The use of light as a means of
therapy for
bladder cancer has a long history but has been hampered by a lack of
tumor specificity and therefore, damage to the normal bladder mucosa. Here, we describe a targeted form of
phototherapy called photoimmunotherapy (PIT), which targets EGFR-expressing
bladder cancer. Anti-EGFR antibody
panitumumab was labeled with the photoabsorber (PA), IRDye 700Dx (IR700), to create a panitumumab-IR700 antibody-PA conjugate that is activated by near-infrared radiation (NIR).
Bladder cancer tissue microarray (TMA) and
bladder cancer cell lines were analyzed for expression of EGFR. Mechanism of PIT-induced cell death was studied using proliferation assays, transmission electron microscopy (TEM), and production of
reactive oxygen species. Finally, the in vivo effect was studied in xenografts. EGFR staining of TMAs showed that while most
bladder cancers have expression of EGFR to a varying degree,
squamous cell carcinomas (SCC) have the highest expression of EGFR. Panitumumab-IR700 activated by NIR light rapidly killed UMUC-5 cells, a bladder SCC line.
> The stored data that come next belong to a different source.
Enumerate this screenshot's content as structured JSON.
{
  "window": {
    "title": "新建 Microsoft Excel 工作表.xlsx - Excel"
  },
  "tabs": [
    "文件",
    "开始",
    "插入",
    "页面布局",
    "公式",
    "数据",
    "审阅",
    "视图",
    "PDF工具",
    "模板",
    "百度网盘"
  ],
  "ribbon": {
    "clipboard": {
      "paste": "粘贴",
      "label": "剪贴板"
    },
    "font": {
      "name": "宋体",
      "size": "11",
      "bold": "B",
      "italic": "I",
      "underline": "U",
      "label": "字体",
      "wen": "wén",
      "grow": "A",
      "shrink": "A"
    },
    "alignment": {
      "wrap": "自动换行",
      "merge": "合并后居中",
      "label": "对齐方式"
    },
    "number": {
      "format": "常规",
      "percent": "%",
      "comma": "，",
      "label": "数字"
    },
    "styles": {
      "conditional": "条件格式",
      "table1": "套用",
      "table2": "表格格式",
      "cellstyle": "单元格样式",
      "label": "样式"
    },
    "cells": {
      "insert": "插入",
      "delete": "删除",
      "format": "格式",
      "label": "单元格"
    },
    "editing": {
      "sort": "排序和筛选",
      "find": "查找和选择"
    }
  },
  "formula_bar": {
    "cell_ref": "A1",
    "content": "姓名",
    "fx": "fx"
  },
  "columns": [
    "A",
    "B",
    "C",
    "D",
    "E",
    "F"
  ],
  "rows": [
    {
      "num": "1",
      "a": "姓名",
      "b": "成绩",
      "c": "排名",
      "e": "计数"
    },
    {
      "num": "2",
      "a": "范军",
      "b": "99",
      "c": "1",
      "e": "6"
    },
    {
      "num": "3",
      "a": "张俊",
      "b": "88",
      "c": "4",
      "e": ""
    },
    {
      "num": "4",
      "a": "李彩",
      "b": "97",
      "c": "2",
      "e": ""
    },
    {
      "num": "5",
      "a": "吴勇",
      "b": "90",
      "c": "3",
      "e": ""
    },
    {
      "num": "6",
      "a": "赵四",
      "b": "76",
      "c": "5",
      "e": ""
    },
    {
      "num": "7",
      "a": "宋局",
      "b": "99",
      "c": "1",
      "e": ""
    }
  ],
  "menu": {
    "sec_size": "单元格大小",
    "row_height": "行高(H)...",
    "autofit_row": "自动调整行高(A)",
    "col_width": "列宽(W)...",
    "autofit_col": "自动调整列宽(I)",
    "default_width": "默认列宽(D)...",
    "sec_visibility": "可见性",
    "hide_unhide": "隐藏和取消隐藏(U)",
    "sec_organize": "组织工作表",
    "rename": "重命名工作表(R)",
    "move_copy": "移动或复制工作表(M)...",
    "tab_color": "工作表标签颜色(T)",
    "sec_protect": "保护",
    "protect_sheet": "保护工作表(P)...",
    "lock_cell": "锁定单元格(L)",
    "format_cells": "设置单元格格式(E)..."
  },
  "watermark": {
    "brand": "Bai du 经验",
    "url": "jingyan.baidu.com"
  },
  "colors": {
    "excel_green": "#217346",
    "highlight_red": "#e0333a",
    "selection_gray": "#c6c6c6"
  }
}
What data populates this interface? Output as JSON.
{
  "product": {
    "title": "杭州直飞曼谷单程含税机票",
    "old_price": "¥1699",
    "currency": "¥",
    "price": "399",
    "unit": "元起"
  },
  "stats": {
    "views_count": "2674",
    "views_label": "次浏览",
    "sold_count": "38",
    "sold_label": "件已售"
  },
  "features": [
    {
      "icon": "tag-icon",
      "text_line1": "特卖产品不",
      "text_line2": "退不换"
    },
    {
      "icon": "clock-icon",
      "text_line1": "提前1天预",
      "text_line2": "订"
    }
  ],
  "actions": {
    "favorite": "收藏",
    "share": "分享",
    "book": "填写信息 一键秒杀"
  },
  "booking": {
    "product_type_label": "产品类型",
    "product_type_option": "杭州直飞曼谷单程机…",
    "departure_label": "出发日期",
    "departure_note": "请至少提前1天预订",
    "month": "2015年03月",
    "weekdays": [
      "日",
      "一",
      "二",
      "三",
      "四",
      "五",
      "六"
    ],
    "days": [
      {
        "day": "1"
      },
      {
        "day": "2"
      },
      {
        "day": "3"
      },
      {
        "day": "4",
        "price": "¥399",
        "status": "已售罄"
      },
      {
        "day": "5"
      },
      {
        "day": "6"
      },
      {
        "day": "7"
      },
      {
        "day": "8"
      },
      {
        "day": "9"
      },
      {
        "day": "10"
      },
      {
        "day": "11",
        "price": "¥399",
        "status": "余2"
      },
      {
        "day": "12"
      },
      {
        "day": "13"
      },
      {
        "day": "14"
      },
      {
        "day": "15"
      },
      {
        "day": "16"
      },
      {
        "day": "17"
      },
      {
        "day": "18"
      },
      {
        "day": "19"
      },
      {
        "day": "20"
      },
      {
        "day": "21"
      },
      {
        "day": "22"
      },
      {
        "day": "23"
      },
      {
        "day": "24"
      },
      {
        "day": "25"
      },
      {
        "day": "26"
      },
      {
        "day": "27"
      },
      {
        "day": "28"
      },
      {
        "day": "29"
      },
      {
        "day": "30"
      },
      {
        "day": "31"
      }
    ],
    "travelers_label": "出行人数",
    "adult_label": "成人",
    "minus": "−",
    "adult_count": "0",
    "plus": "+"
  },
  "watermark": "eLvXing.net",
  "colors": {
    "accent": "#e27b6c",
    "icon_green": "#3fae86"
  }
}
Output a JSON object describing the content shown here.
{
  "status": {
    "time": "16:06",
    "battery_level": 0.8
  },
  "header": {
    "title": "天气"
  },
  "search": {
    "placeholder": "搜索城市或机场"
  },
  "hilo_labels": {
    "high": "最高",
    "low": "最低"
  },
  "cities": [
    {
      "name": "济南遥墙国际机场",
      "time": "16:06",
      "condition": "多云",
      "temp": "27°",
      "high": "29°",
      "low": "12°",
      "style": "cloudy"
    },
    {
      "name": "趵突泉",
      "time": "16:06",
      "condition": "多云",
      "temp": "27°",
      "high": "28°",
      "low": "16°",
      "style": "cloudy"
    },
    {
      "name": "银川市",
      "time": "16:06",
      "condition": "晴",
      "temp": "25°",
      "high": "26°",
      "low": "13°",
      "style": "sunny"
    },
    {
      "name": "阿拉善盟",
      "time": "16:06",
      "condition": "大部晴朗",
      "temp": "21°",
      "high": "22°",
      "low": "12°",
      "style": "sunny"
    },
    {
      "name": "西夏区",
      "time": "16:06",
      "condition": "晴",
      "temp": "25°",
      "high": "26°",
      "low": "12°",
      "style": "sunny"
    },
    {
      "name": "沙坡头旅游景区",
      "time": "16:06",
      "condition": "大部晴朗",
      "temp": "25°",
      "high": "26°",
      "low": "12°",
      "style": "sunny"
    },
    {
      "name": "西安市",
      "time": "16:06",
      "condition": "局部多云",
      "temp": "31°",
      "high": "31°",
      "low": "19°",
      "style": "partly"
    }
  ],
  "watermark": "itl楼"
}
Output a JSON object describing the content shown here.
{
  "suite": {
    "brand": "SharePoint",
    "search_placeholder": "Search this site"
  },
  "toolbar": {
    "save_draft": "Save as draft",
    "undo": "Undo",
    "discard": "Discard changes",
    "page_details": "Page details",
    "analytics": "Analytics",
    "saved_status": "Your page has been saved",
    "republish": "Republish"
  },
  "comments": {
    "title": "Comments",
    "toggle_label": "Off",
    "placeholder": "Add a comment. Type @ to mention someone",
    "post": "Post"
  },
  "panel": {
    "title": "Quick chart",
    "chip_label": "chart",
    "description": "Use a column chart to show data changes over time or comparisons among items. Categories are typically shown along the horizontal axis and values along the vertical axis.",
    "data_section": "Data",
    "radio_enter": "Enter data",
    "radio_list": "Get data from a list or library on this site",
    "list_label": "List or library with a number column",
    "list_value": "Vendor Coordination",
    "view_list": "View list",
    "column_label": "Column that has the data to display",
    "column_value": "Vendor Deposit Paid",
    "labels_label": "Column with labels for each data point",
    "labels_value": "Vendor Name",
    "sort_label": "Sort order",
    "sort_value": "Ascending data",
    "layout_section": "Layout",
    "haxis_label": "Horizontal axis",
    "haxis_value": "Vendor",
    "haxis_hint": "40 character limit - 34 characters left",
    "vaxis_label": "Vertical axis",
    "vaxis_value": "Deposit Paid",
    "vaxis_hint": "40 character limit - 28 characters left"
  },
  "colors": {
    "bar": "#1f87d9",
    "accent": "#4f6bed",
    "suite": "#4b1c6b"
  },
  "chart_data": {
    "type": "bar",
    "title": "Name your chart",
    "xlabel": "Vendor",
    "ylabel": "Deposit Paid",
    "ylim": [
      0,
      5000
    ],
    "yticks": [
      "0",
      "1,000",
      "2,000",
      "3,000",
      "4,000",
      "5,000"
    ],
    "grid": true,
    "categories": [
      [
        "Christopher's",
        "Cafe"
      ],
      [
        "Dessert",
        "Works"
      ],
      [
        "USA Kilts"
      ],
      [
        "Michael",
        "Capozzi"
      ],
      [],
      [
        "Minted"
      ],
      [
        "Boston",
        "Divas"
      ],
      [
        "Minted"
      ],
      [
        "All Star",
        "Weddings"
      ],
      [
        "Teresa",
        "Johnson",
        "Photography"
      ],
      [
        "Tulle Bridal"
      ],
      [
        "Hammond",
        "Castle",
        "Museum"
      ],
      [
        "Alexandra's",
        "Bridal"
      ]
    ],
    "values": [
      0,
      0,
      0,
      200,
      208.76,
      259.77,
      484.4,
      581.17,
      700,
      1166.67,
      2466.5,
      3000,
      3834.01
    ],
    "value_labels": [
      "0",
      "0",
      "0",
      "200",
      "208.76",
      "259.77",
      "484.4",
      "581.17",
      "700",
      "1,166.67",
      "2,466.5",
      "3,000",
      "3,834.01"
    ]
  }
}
Panitumumab alone, panitumumab-IR700 without NIR, or NIR alone had no effect on cells. TEM demonstrated that cell death is due to
necrosis.
Singlet oxygen species contributed toward cell death. NIR-PIT with panitumumab-IR700 reduced growth compared with only panitumumab-IR700-treated UMUC-5 xenograft
tumors. PIT is a new targeted treatment for
bladder cancer. Panitumumab-IR700-induced PIT selectively kills EGFR-expressing
bladder cancer cells in vitro and in vivo and therefore warrants further therapeutic studies in orthotopic xenografts of
bladder cancer and ultimately in patients. Mol
Cancer Ther; 16(10); 2201-14. ©2017 AACR.